Cette poignante histoire aura permis de réunir Georges Poujouly et Brigitte Fossey dans des rôles qui auront sans aucun doute marqué leur carrière. Ils sont époustouflants de naturel et de force dramatique et là on apprécie tout le talent de René Clément dans la direction d'acteurs. Il réussit à faire ressortir toutes les facettes de notre humanité en opposant dans une dimension dramatique deux mondes totalement différents et inaccessibles. La musique infiniment belle et mondialement connue de Narciso Yepes colle à merveille avec cette douloureuse histoire et contribue à l'embellir encore.
Voici une œuvre réaliste, dure, poignante, jamais larmoyante.

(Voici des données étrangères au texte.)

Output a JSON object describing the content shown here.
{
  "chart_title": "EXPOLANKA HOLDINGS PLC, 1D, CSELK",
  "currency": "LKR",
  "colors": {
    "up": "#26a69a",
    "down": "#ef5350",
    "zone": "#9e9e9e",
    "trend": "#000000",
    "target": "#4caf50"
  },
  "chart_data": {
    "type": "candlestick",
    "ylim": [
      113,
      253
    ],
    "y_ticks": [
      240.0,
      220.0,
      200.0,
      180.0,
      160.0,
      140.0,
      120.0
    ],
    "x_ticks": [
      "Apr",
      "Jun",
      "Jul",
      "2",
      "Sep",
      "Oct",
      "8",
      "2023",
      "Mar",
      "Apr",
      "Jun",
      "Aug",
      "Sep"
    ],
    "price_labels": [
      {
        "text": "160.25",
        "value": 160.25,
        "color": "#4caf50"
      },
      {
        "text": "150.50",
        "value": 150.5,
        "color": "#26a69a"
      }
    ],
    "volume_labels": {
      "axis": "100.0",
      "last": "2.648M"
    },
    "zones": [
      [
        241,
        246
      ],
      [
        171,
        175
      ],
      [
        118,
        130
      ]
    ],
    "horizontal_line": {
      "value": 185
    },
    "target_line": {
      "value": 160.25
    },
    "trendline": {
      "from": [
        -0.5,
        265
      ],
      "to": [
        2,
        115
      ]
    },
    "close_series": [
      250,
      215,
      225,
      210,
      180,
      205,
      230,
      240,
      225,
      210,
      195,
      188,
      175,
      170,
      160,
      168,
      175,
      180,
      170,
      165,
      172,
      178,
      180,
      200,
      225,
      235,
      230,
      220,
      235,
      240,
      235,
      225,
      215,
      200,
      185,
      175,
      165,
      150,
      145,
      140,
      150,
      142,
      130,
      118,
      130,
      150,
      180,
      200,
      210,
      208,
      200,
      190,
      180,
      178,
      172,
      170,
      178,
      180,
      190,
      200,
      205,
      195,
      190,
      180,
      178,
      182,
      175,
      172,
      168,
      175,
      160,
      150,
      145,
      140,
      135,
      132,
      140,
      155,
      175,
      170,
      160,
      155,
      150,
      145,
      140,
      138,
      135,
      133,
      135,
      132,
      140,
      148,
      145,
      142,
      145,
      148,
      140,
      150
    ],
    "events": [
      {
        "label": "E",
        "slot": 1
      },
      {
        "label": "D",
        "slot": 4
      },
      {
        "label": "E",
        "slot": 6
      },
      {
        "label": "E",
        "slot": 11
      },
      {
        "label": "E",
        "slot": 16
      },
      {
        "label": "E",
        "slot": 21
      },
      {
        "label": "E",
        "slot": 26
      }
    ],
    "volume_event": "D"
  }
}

Ce film constitue l'un des monuments de notre cinéma et personne ne doit l'ignorer car lorsqu'on le découvre, on ne peut que rester marqué à vie par le message des enfants délivré au travers de leurs espoirs et de leur détresse. Il faut dire que René Clément nous a habitué à de bien belles réalisations et demeure l'un des fleurons du Septième Art.
Ce film a obtenu:
- Le Lion d'or à la Mostra de Venise en 1952.
- Oscar du meilleur film étranger 1952.